From our home, there is no evidence of the wildfire, though. We live at the end of the road, in a narrow box canyon. The wind direction took the fire another way. Even if the fire had headed into our canyon, our house is cement stucco with a ceramic tile roof. The back patio is cement, as are the front steps and walkway. We do believe our home is unlikely to burn easily from the outside.

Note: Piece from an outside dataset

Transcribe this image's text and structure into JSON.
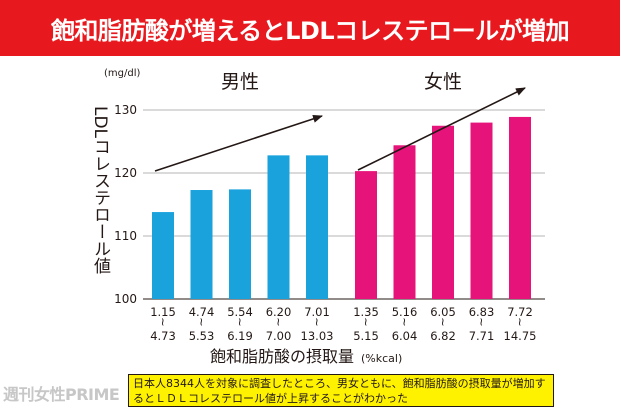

Our house might burn from the inside, though, and that is what I feared on Sunday. As we drove away amidst the flames, I realized I had not turned off the cooktop burner. I'd been cooking a big pot of fresh beets for supper when the power went off, the smoke was blackening the sky and we realized we had to get out as soon as possible. Distracted by the tasks of closing windows and sending the kids out the door, etc. I totally forgot to turn off the burner since it was already off.The power had been back on for quite a while by the time we were escorted to our house by a fire truck to turn off the cooktop on Monday evening. Here is what the pot looks like now. The beets are as light as paper - dry and crumbly. They probably were due to ignite shortly - had we not arrived in time to turn off the burner and remove the pot.
Our house reeks of smoke. Not from the wildfire, but from the beets that were slowly burning in the kitchen. The weather is blessedly cool and we have all the windows open in the hopes that the burnt beet smell will dissipate eventually.